Since early notions of ‘Creative Cities’ in the mid 1980s (Landry, 2008), scholars from different areas [economists, urbanists and georgraphers], policy makers and urban planners have been proposing theories, strategies and normative guidelines, to transform urban settlements into creative places, this in order to achieve growth and progress within the knowledge economy. Among the several organisational structures for innovative transformations proposed by academics, the Creative Capital Model [CCM], introduced by Richard Florida in 2002, seems to be the latest framework for regional success in the global competitiveness rankings (Hansen et al. 2001).

Even though the CCM (Florida, 2002a) has been widely adopted by cities across US and EU for policy making and stategic development (Hoyman et al. 2009), both addressed to stimulate socioeconomic progress; its foundations [talent, diversity and technology], and the strategic perspective that is used to implement the model, have been challenged in terms of methodological appropriateness, and replicability and transferability of the subsequent normative framework designed to produce innovative transformations (Waitt et al. 2009), which currently represent the focus of a broad discussion among academics.

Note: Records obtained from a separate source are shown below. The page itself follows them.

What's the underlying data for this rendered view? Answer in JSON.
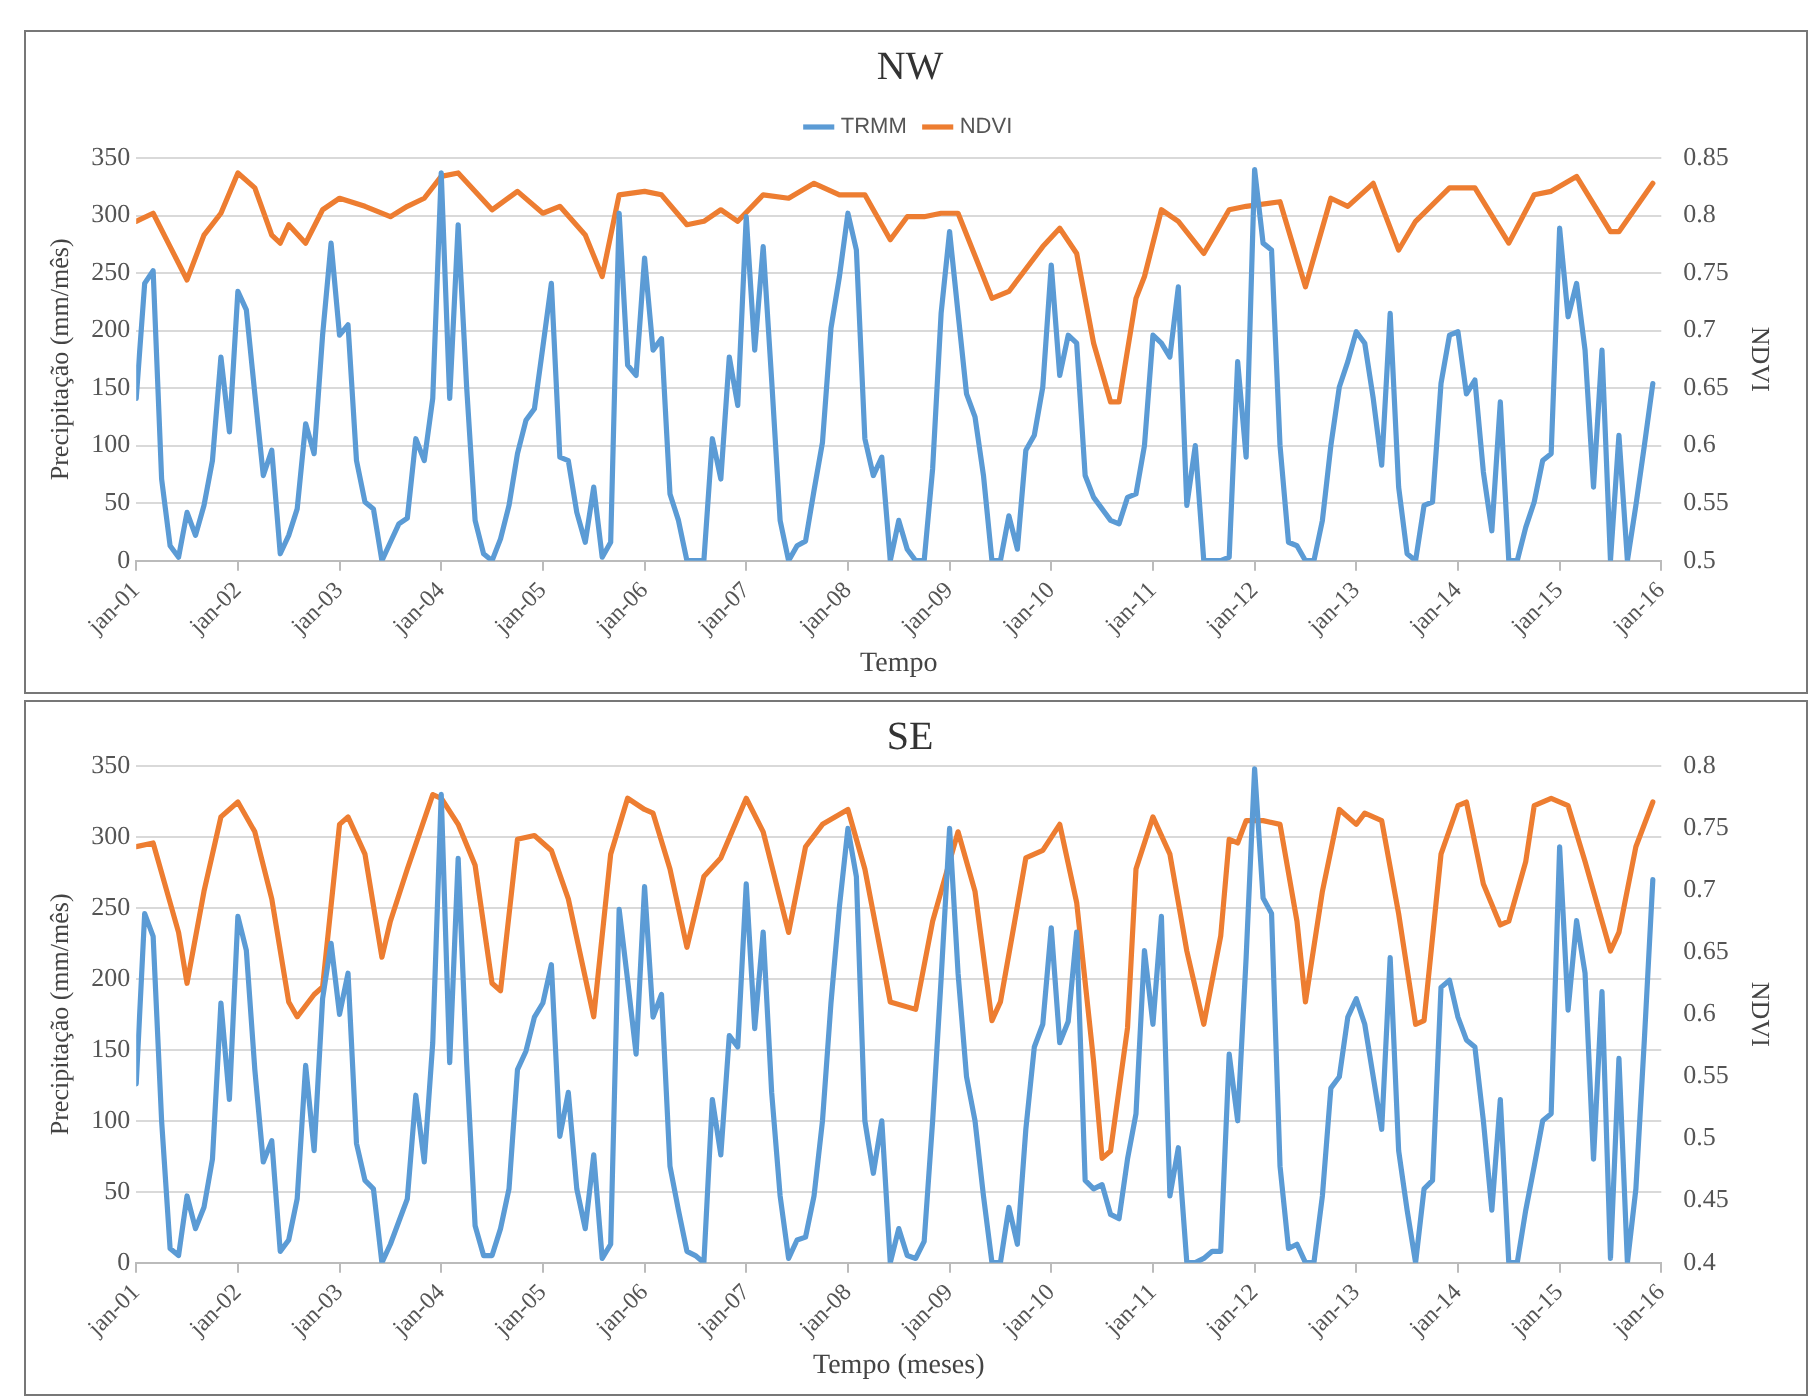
{
  "chart_data": [
    {
      "type": "line",
      "title": "NW",
      "xlabel": "Tempo",
      "ylabel": "Precipitação (mm/mês)",
      "y2label": "NDVI",
      "x": [
        "2001-01",
        "2001-02",
        "2001-03",
        "2001-04",
        "2001-05",
        "2001-06",
        "2001-07",
        "2001-08",
        "2001-09",
        "2001-10",
        "2001-11",
        "2001-12",
        "2002-01",
        "2002-02",
        "2002-03",
        "2002-04",
        "2002-05",
        "2002-06",
        "2002-07",
        "2002-08",
        "2002-09",
        "2002-10",
        "2002-11",
        "2002-12",
        "2003-01",
        "2003-02",
        "2003-03",
        "2003-04",
        "2003-05",
        "2003-06",
        "2003-07",
        "2003-08",
        "2003-09",
        "2003-10",
        "2003-11",
        "2003-12",
        "2004-01",
        "2004-02",
        "2004-03",
        "2004-04",
        "2004-05",
        "2004-06",
        "2004-07",
        "2004-08",
        "2004-09",
        "2004-10",
        "2004-11",
        "2004-12",
        "2005-01",
        "2005-02",
        "2005-03",
        "2005-04",
        "2005-05",
        "2005-06",
        "2005-07",
        "2005-08",
        "2005-09",
        "2005-10",
        "2005-11",
        "2005-12",
        "2006-01",
        "2006-02",
        "2006-03",
        "2006-04",
        "2006-05",
        "2006-06",
        "2006-07",
        "2006-08",
        "2006-09",
        "2006-10",
        "2006-11",
        "2006-12",
        "2007-01",
        "2007-02",
        "2007-03",
        "2007-04",
        "2007-05",
        "2007-06",
        "2007-07",
        "2007-08",
        "2007-09",
        "2007-10",
        "2007-11",
        "2007-12",
        "2008-01",
        "2008-02",
        "2008-03",
        "2008-04",
        "2008-05",
        "2008-06",
        "2008-07",
        "2008-08",
        "2008-09",
        "2008-10",
        "2008-11",
        "2008-12",
        "2009-01",
        "2009-02",
        "2009-03",
        "2009-04",
        "2009-05",
        "2009-06",
        "2009-07",
        "2009-08",
        "2009-09",
        "2009-10",
        "2009-11",
        "2009-12",
        "2010-01",
        "2010-02",
        "2010-03",
        "2010-04",
        "2010-05",
        "2010-06",
        "2010-07",
        "2010-08",
        "2010-09",
        "2010-10",
        "2010-11",
        "2010-12",
        "2011-01",
        "2011-02",
        "2011-03",
        "2011-04",
        "2011-05",
        "2011-06",
        "2011-07",
        "2011-08",
        "2011-09",
        "2011-10",
        "2011-11",
        "2011-12",
        "2012-01",
        "2012-02",
        "2012-03",
        "2012-04",
        "2012-05",
        "2012-06",
        "2012-07",
        "2012-08",
        "2012-09",
        "2012-10",
        "2012-11",
        "2012-12",
        "2013-01",
        "2013-02",
        "2013-03",
        "2013-04",
        "2013-05",
        "2013-06",
        "2013-07",
        "2013-08",
        "2013-09",
        "2013-10",
        "2013-11",
        "2013-12",
        "2014-01",
        "2014-02",
        "2014-03",
        "2014-04",
        "2014-05",
        "2014-06",
        "2014-07",
        "2014-08",
        "2014-09",
        "2014-10",
        "2014-11",
        "2014-12",
        "2015-01",
        "2015-02",
        "2015-03",
        "2015-04",
        "2015-05",
        "2015-06",
        "2015-07",
        "2015-08",
        "2015-09",
        "2015-10",
        "2015-11",
        "2015-12"
      ],
      "series": [
        {
          "name": "TRMM",
          "color": "#5b9bd5",
          "values": [
            141,
            241,
            252,
            71,
            13,
            3,
            42,
            22,
            48,
            87,
            177,
            112,
            234,
            218,
            145,
            74,
            96,
            6,
            22,
            45,
            119,
            93,
            196,
            276,
            196,
            205,
            87,
            51,
            45,
            0,
            16,
            32,
            37,
            106,
            87,
            141,
            337,
            141,
            292,
            151,
            35,
            6,
            0,
            19,
            48,
            93,
            122,
            132,
            186,
            241,
            90,
            87,
            42,
            16,
            64,
            3,
            16,
            302,
            170,
            161,
            263,
            183,
            193,
            58,
            35,
            0,
            0,
            0,
            106,
            71,
            177,
            135,
            299,
            183,
            273,
            157,
            35,
            0,
            13,
            17,
            61,
            103,
            202,
            247,
            302,
            270,
            106,
            74,
            90,
            0,
            35,
            10,
            0,
            0,
            80,
            215,
            286,
            215,
            145,
            125,
            74,
            0,
            0,
            39,
            10,
            96,
            109,
            151,
            257,
            161,
            196,
            189,
            74,
            55,
            45,
            35,
            32,
            55,
            58,
            100,
            196,
            189,
            177,
            238,
            48,
            100,
            0,
            0,
            0,
            3,
            173,
            90,
            340,
            276,
            270,
            100,
            16,
            13,
            0,
            0,
            35,
            100,
            151,
            173,
            199,
            189,
            141,
            83,
            215,
            64,
            6,
            0,
            48,
            51,
            154,
            196,
            199,
            145,
            157,
            77,
            26,
            138,
            0,
            0,
            29,
            51,
            87,
            93,
            289,
            212,
            241,
            183,
            64,
            183,
            0,
            109,
            0,
            48,
            100,
            154
          ]
        },
        {
          "name": "NDVI",
          "color": "#ed7d31",
          "axis": "y2",
          "x": [
            "2001-01",
            "2001-03",
            "2001-05",
            "2001-07",
            "2001-09",
            "2001-11",
            "2002-01",
            "2002-03",
            "2002-05",
            "2002-06",
            "2002-07",
            "2002-09",
            "2002-11",
            "2003-01",
            "2003-04",
            "2003-07",
            "2003-09",
            "2003-11",
            "2004-01",
            "2004-03",
            "2004-07",
            "2004-10",
            "2005-01",
            "2005-03",
            "2005-06",
            "2005-08",
            "2005-10",
            "2006-01",
            "2006-03",
            "2006-06",
            "2006-08",
            "2006-10",
            "2006-12",
            "2007-03",
            "2007-06",
            "2007-09",
            "2007-12",
            "2008-03",
            "2008-06",
            "2008-08",
            "2008-10",
            "2008-12",
            "2009-02",
            "2009-06",
            "2009-08",
            "2009-12",
            "2010-02",
            "2010-04",
            "2010-06",
            "2010-08",
            "2010-09",
            "2010-11",
            "2010-12",
            "2011-02",
            "2011-04",
            "2011-07",
            "2011-10",
            "2011-12",
            "2012-04",
            "2012-07",
            "2012-10",
            "2012-12",
            "2013-03",
            "2013-06",
            "2013-08",
            "2013-12",
            "2014-03",
            "2014-07",
            "2014-10",
            "2014-12",
            "2015-03",
            "2015-07",
            "2015-08",
            "2015-12"
          ],
          "values": [
            0.795,
            0.802,
            0.773,
            0.744,
            0.783,
            0.802,
            0.837,
            0.824,
            0.783,
            0.776,
            0.792,
            0.776,
            0.805,
            0.815,
            0.808,
            0.799,
            0.808,
            0.815,
            0.834,
            0.837,
            0.805,
            0.821,
            0.802,
            0.808,
            0.783,
            0.747,
            0.818,
            0.821,
            0.818,
            0.792,
            0.795,
            0.805,
            0.795,
            0.818,
            0.815,
            0.828,
            0.818,
            0.818,
            0.779,
            0.799,
            0.799,
            0.802,
            0.802,
            0.728,
            0.734,
            0.773,
            0.789,
            0.767,
            0.689,
            0.638,
            0.638,
            0.728,
            0.747,
            0.805,
            0.795,
            0.767,
            0.805,
            0.808,
            0.812,
            0.738,
            0.815,
            0.808,
            0.828,
            0.77,
            0.795,
            0.824,
            0.824,
            0.776,
            0.818,
            0.821,
            0.834,
            0.786,
            0.786,
            0.828
          ]
        }
      ],
      "xlim": [
        "2001-01",
        "2016-01"
      ],
      "xticks": [
        {
          "value": "2001-01",
          "label": "jan-01"
        },
        {
          "value": "2002-01",
          "label": "jan-02"
        },
        {
          "value": "2003-01",
          "label": "jan-03"
        },
        {
          "value": "2004-01",
          "label": "jan-04"
        },
        {
          "value": "2005-01",
          "label": "jan-05"
        },
        {
          "value": "2006-01",
          "label": "jan-06"
        },
        {
          "value": "2007-01",
          "label": "jan-07"
        },
        {
          "value": "2008-01",
          "label": "jan-08"
        },
        {
          "value": "2009-01",
          "label": "jan-09"
        },
        {
          "value": "2010-01",
          "label": "jan-10"
        },
        {
          "value": "2011-01",
          "label": "jan-11"
        },
        {
          "value": "2012-01",
          "label": "jan-12"
        },
        {
          "value": "2013-01",
          "label": "jan-13"
        },
        {
          "value": "2014-01",
          "label": "jan-14"
        },
        {
          "value": "2015-01",
          "label": "jan-15"
        },
        {
          "value": "2016-01",
          "label": "jan-16"
        }
      ],
      "ylim": [
        0,
        350
      ],
      "yticks": [
        0,
        50,
        100,
        150,
        200,
        250,
        300,
        350
      ],
      "y2lim": [
        0.5,
        0.85
      ],
      "y2ticks": [
        0.5,
        0.55,
        0.6,
        0.65,
        0.7,
        0.75,
        0.8,
        0.85
      ],
      "grid": "y",
      "legend": "top",
      "marker": "none",
      "line_style": "solid"
    },
    {
      "type": "line",
      "title": "SE",
      "xlabel": "Tempo (meses)",
      "ylabel": "Precipitação (mm/mês)",
      "y2label": "NDVI",
      "x": [
        "2001-01",
        "2001-02",
        "2001-03",
        "2001-04",
        "2001-05",
        "2001-06",
        "2001-07",
        "2001-08",
        "2001-09",
        "2001-10",
        "2001-11",
        "2001-12",
        "2002-01",
        "2002-02",
        "2002-03",
        "2002-04",
        "2002-05",
        "2002-06",
        "2002-07",
        "2002-08",
        "2002-09",
        "2002-10",
        "2002-11",
        "2002-12",
        "2003-01",
        "2003-02",
        "2003-03",
        "2003-04",
        "2003-05",
        "2003-06",
        "2003-07",
        "2003-08",
        "2003-09",
        "2003-10",
        "2003-11",
        "2003-12",
        "2004-01",
        "2004-02",
        "2004-03",
        "2004-04",
        "2004-05",
        "2004-06",
        "2004-07",
        "2004-08",
        "2004-09",
        "2004-10",
        "2004-11",
        "2004-12",
        "2005-01",
        "2005-02",
        "2005-03",
        "2005-04",
        "2005-05",
        "2005-06",
        "2005-07",
        "2005-08",
        "2005-09",
        "2005-10",
        "2005-11",
        "2005-12",
        "2006-01",
        "2006-02",
        "2006-03",
        "2006-04",
        "2006-05",
        "2006-06",
        "2006-07",
        "2006-08",
        "2006-09",
        "2006-10",
        "2006-11",
        "2006-12",
        "2007-01",
        "2007-02",
        "2007-03",
        "2007-04",
        "2007-05",
        "2007-06",
        "2007-07",
        "2007-08",
        "2007-09",
        "2007-10",
        "2007-11",
        "2007-12",
        "2008-01",
        "2008-02",
        "2008-03",
        "2008-04",
        "2008-05",
        "2008-06",
        "2008-07",
        "2008-08",
        "2008-09",
        "2008-10",
        "2008-11",
        "2008-12",
        "2009-01",
        "2009-02",
        "2009-03",
        "2009-04",
        "2009-05",
        "2009-06",
        "2009-07",
        "2009-08",
        "2009-09",
        "2009-10",
        "2009-11",
        "2009-12",
        "2010-01",
        "2010-02",
        "2010-03",
        "2010-04",
        "2010-05",
        "2010-06",
        "2010-07",
        "2010-08",
        "2010-09",
        "2010-10",
        "2010-11",
        "2010-12",
        "2011-01",
        "2011-02",
        "2011-03",
        "2011-04",
        "2011-05",
        "2011-06",
        "2011-07",
        "2011-08",
        "2011-09",
        "2011-10",
        "2011-11",
        "2011-12",
        "2012-01",
        "2012-02",
        "2012-03",
        "2012-04",
        "2012-05",
        "2012-06",
        "2012-07",
        "2012-08",
        "2012-09",
        "2012-10",
        "2012-11",
        "2012-12",
        "2013-01",
        "2013-02",
        "2013-03",
        "2013-04",
        "2013-05",
        "2013-06",
        "2013-07",
        "2013-08",
        "2013-09",
        "2013-10",
        "2013-11",
        "2013-12",
        "2014-01",
        "2014-02",
        "2014-03",
        "2014-04",
        "2014-05",
        "2014-06",
        "2014-07",
        "2014-08",
        "2014-09",
        "2014-10",
        "2014-11",
        "2014-12",
        "2015-01",
        "2015-02",
        "2015-03",
        "2015-04",
        "2015-05",
        "2015-06",
        "2015-07",
        "2015-08",
        "2015-09",
        "2015-10",
        "2015-11",
        "2015-12"
      ],
      "series": [
        {
          "color": "#5b9bd5",
          "values": [
            126,
            246,
            230,
            100,
            10,
            5,
            47,
            24,
            39,
            73,
            183,
            115,
            244,
            220,
            136,
            71,
            86,
            8,
            16,
            45,
            139,
            79,
            186,
            225,
            175,
            204,
            84,
            58,
            52,
            0,
            13,
            29,
            45,
            118,
            71,
            155,
            330,
            141,
            285,
            141,
            26,
            5,
            5,
            24,
            52,
            136,
            149,
            173,
            183,
            210,
            89,
            120,
            52,
            24,
            76,
            3,
            13,
            249,
            199,
            147,
            265,
            173,
            189,
            68,
            37,
            8,
            5,
            0,
            115,
            76,
            160,
            152,
            267,
            165,
            233,
            120,
            47,
            3,
            16,
            18,
            47,
            100,
            183,
            251,
            306,
            272,
            100,
            63,
            100,
            0,
            24,
            5,
            3,
            15,
            100,
            200,
            306,
            204,
            131,
            100,
            47,
            0,
            0,
            39,
            13,
            94,
            152,
            168,
            236,
            155,
            170,
            233,
            58,
            52,
            55,
            34,
            31,
            73,
            105,
            220,
            168,
            244,
            47,
            81,
            0,
            0,
            3,
            8,
            8,
            147,
            100,
            215,
            348,
            257,
            246,
            68,
            10,
            13,
            0,
            0,
            47,
            123,
            131,
            173,
            186,
            168,
            131,
            94,
            215,
            79,
            37,
            0,
            52,
            58,
            194,
            199,
            173,
            157,
            152,
            100,
            37,
            115,
            0,
            0,
            37,
            68,
            100,
            105,
            293,
            178,
            241,
            204,
            73,
            191,
            3,
            144,
            0,
            52,
            157,
            270
          ]
        },
        {
          "color": "#ed7d31",
          "axis": "y2",
          "x": [
            "2001-01",
            "2001-03",
            "2001-06",
            "2001-07",
            "2001-09",
            "2001-11",
            "2002-01",
            "2002-03",
            "2002-05",
            "2002-07",
            "2002-08",
            "2002-10",
            "2002-11",
            "2003-01",
            "2003-02",
            "2003-04",
            "2003-06",
            "2003-07",
            "2003-09",
            "2003-12",
            "2004-01",
            "2004-03",
            "2004-05",
            "2004-07",
            "2004-08",
            "2004-10",
            "2004-12",
            "2005-02",
            "2005-04",
            "2005-07",
            "2005-09",
            "2005-11",
            "2006-01",
            "2006-02",
            "2006-04",
            "2006-06",
            "2006-08",
            "2006-10",
            "2007-01",
            "2007-03",
            "2007-05",
            "2007-06",
            "2007-08",
            "2007-10",
            "2008-01",
            "2008-03",
            "2008-06",
            "2008-09",
            "2008-11",
            "2009-01",
            "2009-02",
            "2009-04",
            "2009-06",
            "2009-07",
            "2009-09",
            "2009-10",
            "2009-12",
            "2010-02",
            "2010-04",
            "2010-06",
            "2010-07",
            "2010-08",
            "2010-10",
            "2010-11",
            "2011-01",
            "2011-03",
            "2011-05",
            "2011-07",
            "2011-09",
            "2011-10",
            "2011-11",
            "2011-12",
            "2012-02",
            "2012-04",
            "2012-06",
            "2012-07",
            "2012-09",
            "2012-11",
            "2013-01",
            "2013-02",
            "2013-04",
            "2013-06",
            "2013-08",
            "2013-09",
            "2013-11",
            "2014-01",
            "2014-02",
            "2014-04",
            "2014-06",
            "2014-07",
            "2014-09",
            "2014-10",
            "2014-12",
            "2015-02",
            "2015-04",
            "2015-07",
            "2015-08",
            "2015-10",
            "2015-12"
          ],
          "values": [
            0.735,
            0.738,
            0.666,
            0.625,
            0.699,
            0.759,
            0.771,
            0.747,
            0.693,
            0.61,
            0.598,
            0.616,
            0.622,
            0.753,
            0.759,
            0.729,
            0.646,
            0.675,
            0.717,
            0.777,
            0.774,
            0.753,
            0.72,
            0.625,
            0.619,
            0.741,
            0.744,
            0.732,
            0.693,
            0.598,
            0.729,
            0.774,
            0.765,
            0.762,
            0.717,
            0.654,
            0.711,
            0.726,
            0.774,
            0.747,
            0.693,
            0.666,
            0.735,
            0.753,
            0.765,
            0.717,
            0.61,
            0.604,
            0.675,
            0.723,
            0.747,
            0.699,
            0.595,
            0.61,
            0.687,
            0.726,
            0.732,
            0.753,
            0.69,
            0.562,
            0.484,
            0.49,
            0.589,
            0.717,
            0.759,
            0.729,
            0.651,
            0.592,
            0.663,
            0.741,
            0.738,
            0.756,
            0.756,
            0.753,
            0.675,
            0.61,
            0.699,
            0.765,
            0.753,
            0.762,
            0.756,
            0.681,
            0.592,
            0.595,
            0.729,
            0.768,
            0.771,
            0.705,
            0.672,
            0.675,
            0.723,
            0.768,
            0.774,
            0.768,
            0.723,
            0.651,
            0.666,
            0.735,
            0.771
          ]
        }
      ],
      "xlim": [
        "2001-01",
        "2016-01"
      ],
      "xticks": [
        {
          "value": "2001-01",
          "label": "jan-01"
        },
        {
          "value": "2002-01",
          "label": "jan-02"
        },
        {
          "value": "2003-01",
          "label": "jan-03"
        },
        {
          "value": "2004-01",
          "label": "jan-04"
        },
        {
          "value": "2005-01",
          "label": "jan-05"
        },
        {
          "value": "2006-01",
          "label": "jan-06"
        },
        {
          "value": "2007-01",
          "label": "jan-07"
        },
        {
          "value": "2008-01",
          "label": "jan-08"
        },
        {
          "value": "2009-01",
          "label": "jan-09"
        },
        {
          "value": "2010-01",
          "label": "jan-10"
        },
        {
          "value": "2011-01",
          "label": "jan-11"
        },
        {
          "value": "2012-01",
          "label": "jan-12"
        },
        {
          "value": "2013-01",
          "label": "jan-13"
        },
        {
          "value": "2014-01",
          "label": "jan-14"
        },
        {
          "value": "2015-01",
          "label": "jan-15"
        },
        {
          "value": "2016-01",
          "label": "jan-16"
        }
      ],
      "ylim": [
        0,
        350
      ],
      "yticks": [
        0,
        50,
        100,
        150,
        200,
        250,
        300,
        350
      ],
      "y2lim": [
        0.4,
        0.8
      ],
      "y2ticks": [
        0.4,
        0.45,
        0.5,
        0.55,
        0.6,
        0.65,
        0.7,
        0.75,
        0.8
      ],
      "grid": "y",
      "marker": "none",
      "line_style": "solid"
    }
  ]
}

Even considering the impact of creativity, innovation and technology on socioeconomic progress and wealth in the context of the knowledge economy; several critiques to the CCM – [i] the assumptions on the linear progression of urban development, [ii] the high socioeconomic inequalities derived of the creative, but exclusionary, spaces, [iii] the assumption on the correlation between the amount of diversity and the attitude of tolerance; and [iv] the implicit favour to large metropolitan areas (Lewis et al. 2010) – have started to move the debate on creative cities to new dimensions. This in terms of the applicability of model to complex contexts and small cities, which, according to the framework proposed by Florida, does not present the basic requirements [talent, diversity and technology] for socioeconomic development based on creativity, innovation and technology.

Consequently, several topics related to ‘how to facilitate small cities to claim a portion of the creative economy’ have emerged as a central point of the most recent research on creative cities.